Some of the violence in Sistan and Balochistan may be the work of armed
drug smugglers and contraband networks backed by local tribes.
Nevertheless, at least two political groups, the Baloch Liberation Front
(BLF), a leftist outfit, and the Baloch Protection Council claim to be
active in the province. Both had headquarters in Baghdad before 2003 and
may now have transferred to Pakistan.
Two other regions may become flash points.

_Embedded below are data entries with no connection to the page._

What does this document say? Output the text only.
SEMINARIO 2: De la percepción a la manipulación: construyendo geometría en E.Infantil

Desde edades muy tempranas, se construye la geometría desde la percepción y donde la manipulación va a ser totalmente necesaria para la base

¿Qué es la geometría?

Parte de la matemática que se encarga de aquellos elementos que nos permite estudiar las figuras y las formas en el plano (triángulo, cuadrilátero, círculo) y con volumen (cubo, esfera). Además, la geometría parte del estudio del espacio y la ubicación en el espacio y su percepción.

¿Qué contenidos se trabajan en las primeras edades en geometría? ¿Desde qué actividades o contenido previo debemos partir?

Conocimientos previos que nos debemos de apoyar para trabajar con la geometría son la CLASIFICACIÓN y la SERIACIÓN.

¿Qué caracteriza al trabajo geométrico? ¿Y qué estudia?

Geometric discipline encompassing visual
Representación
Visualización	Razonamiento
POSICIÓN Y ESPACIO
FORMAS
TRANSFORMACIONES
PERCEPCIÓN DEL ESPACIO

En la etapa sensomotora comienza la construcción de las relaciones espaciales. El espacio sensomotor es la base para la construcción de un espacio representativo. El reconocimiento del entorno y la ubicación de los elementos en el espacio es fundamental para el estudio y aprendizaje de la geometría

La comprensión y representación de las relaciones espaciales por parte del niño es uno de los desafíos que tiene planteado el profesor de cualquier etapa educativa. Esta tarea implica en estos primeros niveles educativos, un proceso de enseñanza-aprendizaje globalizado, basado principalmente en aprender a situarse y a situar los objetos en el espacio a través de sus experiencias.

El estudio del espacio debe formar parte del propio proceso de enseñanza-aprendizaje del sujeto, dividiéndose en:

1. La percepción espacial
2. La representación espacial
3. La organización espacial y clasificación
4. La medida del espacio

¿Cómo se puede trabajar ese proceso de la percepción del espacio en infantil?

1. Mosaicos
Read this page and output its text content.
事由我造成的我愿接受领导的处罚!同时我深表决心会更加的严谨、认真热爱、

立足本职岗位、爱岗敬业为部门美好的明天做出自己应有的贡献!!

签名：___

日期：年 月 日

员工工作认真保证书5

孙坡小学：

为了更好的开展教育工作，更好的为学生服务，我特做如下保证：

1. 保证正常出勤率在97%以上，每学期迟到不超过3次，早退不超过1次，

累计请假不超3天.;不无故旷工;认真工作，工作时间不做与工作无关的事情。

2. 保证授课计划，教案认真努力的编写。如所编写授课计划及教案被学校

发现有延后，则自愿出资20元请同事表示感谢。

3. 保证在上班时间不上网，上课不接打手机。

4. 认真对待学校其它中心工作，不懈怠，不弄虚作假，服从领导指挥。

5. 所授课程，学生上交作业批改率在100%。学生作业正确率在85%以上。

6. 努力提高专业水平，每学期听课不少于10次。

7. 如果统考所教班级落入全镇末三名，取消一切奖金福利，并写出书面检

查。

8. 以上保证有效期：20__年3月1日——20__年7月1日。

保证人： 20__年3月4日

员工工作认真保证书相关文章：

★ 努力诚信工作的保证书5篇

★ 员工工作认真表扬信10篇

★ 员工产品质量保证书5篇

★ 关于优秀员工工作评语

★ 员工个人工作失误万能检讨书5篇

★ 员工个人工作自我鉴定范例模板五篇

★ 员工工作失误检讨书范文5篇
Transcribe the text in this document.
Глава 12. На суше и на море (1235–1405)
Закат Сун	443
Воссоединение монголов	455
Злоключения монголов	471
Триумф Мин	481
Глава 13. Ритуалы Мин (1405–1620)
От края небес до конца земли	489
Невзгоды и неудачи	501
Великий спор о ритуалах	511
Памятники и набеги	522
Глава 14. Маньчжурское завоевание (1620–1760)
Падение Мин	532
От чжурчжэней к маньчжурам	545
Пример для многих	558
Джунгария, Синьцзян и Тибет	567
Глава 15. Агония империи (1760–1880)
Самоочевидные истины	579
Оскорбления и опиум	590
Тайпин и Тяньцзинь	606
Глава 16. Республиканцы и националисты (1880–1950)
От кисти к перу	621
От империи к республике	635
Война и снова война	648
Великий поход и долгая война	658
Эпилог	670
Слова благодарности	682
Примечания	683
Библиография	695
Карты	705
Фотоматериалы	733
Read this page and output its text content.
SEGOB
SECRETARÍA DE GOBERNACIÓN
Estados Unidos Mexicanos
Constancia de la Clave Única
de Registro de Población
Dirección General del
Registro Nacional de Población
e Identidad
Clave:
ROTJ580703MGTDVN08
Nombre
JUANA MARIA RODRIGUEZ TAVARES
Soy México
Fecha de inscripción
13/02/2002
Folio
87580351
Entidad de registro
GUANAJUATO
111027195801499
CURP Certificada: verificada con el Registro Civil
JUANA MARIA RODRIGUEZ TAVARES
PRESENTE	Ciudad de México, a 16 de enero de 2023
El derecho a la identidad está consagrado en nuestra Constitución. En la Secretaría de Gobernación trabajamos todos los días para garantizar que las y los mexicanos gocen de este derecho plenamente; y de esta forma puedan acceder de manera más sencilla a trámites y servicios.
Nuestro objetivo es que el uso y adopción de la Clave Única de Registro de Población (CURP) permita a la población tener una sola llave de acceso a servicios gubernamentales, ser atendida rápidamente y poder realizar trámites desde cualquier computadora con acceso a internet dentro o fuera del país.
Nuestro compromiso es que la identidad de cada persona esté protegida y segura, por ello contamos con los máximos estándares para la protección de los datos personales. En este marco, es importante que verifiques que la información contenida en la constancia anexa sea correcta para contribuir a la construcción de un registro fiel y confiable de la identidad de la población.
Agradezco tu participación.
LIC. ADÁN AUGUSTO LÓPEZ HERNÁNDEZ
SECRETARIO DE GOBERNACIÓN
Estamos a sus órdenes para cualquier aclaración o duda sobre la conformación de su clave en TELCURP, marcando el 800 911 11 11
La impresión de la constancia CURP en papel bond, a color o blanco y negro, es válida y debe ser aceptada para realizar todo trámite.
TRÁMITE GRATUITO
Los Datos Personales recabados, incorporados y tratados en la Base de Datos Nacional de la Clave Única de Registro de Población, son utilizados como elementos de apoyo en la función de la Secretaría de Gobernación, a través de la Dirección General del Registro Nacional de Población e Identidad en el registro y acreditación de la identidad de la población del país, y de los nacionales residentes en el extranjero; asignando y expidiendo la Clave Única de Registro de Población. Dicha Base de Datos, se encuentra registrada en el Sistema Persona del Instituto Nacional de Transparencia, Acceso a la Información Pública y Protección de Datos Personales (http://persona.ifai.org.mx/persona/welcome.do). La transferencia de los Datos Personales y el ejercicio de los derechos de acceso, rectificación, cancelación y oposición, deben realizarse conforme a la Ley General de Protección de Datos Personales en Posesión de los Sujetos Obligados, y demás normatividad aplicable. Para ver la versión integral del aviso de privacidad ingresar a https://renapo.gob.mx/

One is the arc of steppes on Iran’s northeast frontier with the Republic
of Turkmenistan. There, ethnic Turkmen, representing two percent of Iran’s
population, form a majority and, being Sunni Muslims, have never warmed up
to the government set up by Shiite mullahs. Iran’s Turkmen were the first
to rise against the Islamic republic in 1979 when, with the help of a
Marxist-Maoist guerrilla group known as People’s Fedayeen, they set up a
short-lived people’s republic of their own. The “people’s republic” was
crushed by Khomeini at the cost of hundreds of Turkmen lives. The other
possible flash point is the Iranian Talesh on the Caspian Sea.
There Sunni Muslims, speaking non-Persian dialects, form a majority of the
1.5 million population. They never warmed up to the regime of Shiite
mullahs, and have staged periodical revolts that often provoked a harsh
response from Tehran.
Taken together Iran’s ethnic, linguistic and religious minorities account
for some 40 percent of the population. Most are strategically located
along Iran’s long borders, and thus vulnerable to outside manipulation.
While in Indonesia this month, President Ahmadinejad spoke of his ambition
to unite and lead the Muslim world in a “clash of civilizations” against
the “infidel”. Many in Iran believe that he should first address the
grievances that have made it impossible for him to visit so many
provinces, and before it is too late.